NCAJ has long supported research that examines and evaluates multiple dimensions of the access to justice movement, from hosting early initiatives bringing together researchers and advocates at national conferences, to participating in research studies on particular interventions, to establishing the Justice Index and its component parts, to initiating an annually recurring national ATJ Roundtable offering scholars an opportunity to present their works in progress for feedback from other scholars and advocates. All this work is described across NCAJ's website, while on this page we highlight a few of NCAJ's research initiatives, as follows:
The AtJ Roundtable:
Access to justice research crosses law, sociology, anthropology, political science, psychology, and other disciplines and fields. Recognizing the need to support this important work and to draw lessons from it, NCAJ (David Udell) and Fordham Law School (Prof. Bruce Green) invited colleagues from the University of South Carolina Law School (Prof. Elizabeth Chambliss), the Georgia Tech Law School (Prof. Lauren Sudeall, now based at Vanderbilt Law, which has become a co-sponsor of the AtJ Roundtable), and Arizona State University (Prof. Rebecca Sandefur) to join in organizing and hosting annual gatherings of scholars with varying perspectives on the issues. The inaugural AtJ Roundtable, held at Fordham Law on May 18-20, 2022, was a great success. Fifteen authors, joined in discussion by five others, presented writings with implications for policy reform initiatives with the potential to increase access to justice. The initial papers employed a range of methodologies and covered such varied topics as tenants’ rights to prevent dilapidation of buildings, public housing residents’ rights to live in pest-safe institutions, attorneys’ views of Utah’s experimental advocacy roles for frontline social services workers, a philanthropic foundation’s comprehensive proposal to establish benchmarks to help prompt modernization of the civil courts, a psychological study of approaches for overcoming lawyers’ resistance to doing pro bono, and a proposal for creating and analyzing data on domestic violence in South Carolina. The inaugural event realized our early ambition to build support for scholars and for scholarship that promotes access to justice in the real world. We have been delighted to help support subsequent AtJ Roundtable events held at South Carolina Law in 2023 and Arizona State University in 2024, and we are looking forward to participating in the next AtJ Roundtable, which will be held at Vanderbilt Law in 2025.
The NSF Award of 2018:
On July 23, 2018, the National Science Foundation (NSF) announced a pathbreaking award to promote access to justice scholarship, naming Rebecca Sandefur principal investigator, with Alyx Mark & David Udell as co-principal investigators. The focus of the project was on growing the field of access to justice scholarship and building an agenda for that research by identifying scholars doing pertinent work in diverse fields, and by bringing the scholars together for a intensive workshop in June 2019.

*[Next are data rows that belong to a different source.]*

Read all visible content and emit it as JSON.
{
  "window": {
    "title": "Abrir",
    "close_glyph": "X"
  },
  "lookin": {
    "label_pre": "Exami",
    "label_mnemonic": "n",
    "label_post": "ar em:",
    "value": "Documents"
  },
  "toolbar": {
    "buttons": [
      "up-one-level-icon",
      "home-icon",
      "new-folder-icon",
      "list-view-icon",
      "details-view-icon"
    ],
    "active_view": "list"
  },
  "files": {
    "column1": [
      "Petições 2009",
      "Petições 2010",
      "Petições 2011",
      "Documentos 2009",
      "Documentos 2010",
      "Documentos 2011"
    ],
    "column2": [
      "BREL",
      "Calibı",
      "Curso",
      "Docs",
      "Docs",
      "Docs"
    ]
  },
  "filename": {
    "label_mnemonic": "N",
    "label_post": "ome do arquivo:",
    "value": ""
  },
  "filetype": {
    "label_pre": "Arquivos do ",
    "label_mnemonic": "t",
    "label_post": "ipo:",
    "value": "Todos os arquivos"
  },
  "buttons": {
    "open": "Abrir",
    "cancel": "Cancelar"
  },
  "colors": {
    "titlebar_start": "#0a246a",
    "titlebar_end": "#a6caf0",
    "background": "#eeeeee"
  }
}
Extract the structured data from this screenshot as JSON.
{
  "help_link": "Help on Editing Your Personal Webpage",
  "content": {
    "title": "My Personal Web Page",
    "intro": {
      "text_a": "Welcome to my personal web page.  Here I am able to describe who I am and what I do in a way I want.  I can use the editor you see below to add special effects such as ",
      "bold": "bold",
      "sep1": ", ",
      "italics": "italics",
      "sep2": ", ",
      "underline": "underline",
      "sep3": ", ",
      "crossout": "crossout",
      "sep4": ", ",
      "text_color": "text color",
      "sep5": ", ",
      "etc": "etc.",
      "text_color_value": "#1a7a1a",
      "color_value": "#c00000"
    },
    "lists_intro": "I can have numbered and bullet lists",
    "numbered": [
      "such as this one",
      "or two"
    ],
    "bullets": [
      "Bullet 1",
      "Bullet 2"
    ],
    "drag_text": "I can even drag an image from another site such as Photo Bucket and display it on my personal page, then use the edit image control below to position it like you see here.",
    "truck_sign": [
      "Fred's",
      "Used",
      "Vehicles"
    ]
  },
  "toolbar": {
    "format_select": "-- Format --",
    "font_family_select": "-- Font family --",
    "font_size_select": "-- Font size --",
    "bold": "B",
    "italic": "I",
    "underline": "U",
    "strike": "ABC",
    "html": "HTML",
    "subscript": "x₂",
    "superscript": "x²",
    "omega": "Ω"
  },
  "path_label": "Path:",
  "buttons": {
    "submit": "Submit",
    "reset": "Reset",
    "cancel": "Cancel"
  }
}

NSF explained at the time:
"This project will consist of a census-style survey of academic disciplines engaged in access to justice scholarship and an intensive workshop. It is designed to build a research field and an evidence base by identifying emerging access to justice researchers, coordinating collaboration across academic disciplines, and producing a research agenda and original scholarship to give access to justice research the vigor and definition of a field."
For the original abstract introducing the project, see NSF’s announcement.
In April 2019, 25 scholars from across social science disciplines came together at the American Bar Foundation in Chicago. Another 25 more experienced scholars were matched as mentors to the more junior scholars.
All of the participating scholars engage in scholarship that is important for understanding and improving the justice system. However, virtually none had routinely identified their work as “access to justice scholarship”- because prior to this event, the field had not existed.
The workshop involved two days of dynamic conversation among the social scientists -- including sociologists, anthropologists, psychologists, political scientists, and others -- about how best to draw on differing lines of social science research to expand insight into the justice system. Following the workshop, the project sponsored an additional three online zoom convenings (NCAJ moderated one of these) at the Law and Society Association’s annual conference in 2020. These helped inspire and carry out next-level conversations about the growth of the field and about particular research initiatives.
The formal part of the NSF project has now been completed, but the project is helping to generate next activities among scholars committed to access to justice research. Most recently, two rounds of awards have been made to scholars through the ABF/JPB Access to Justice Scholars program hosted by Prof. Sandefur at the American Bar Foundation.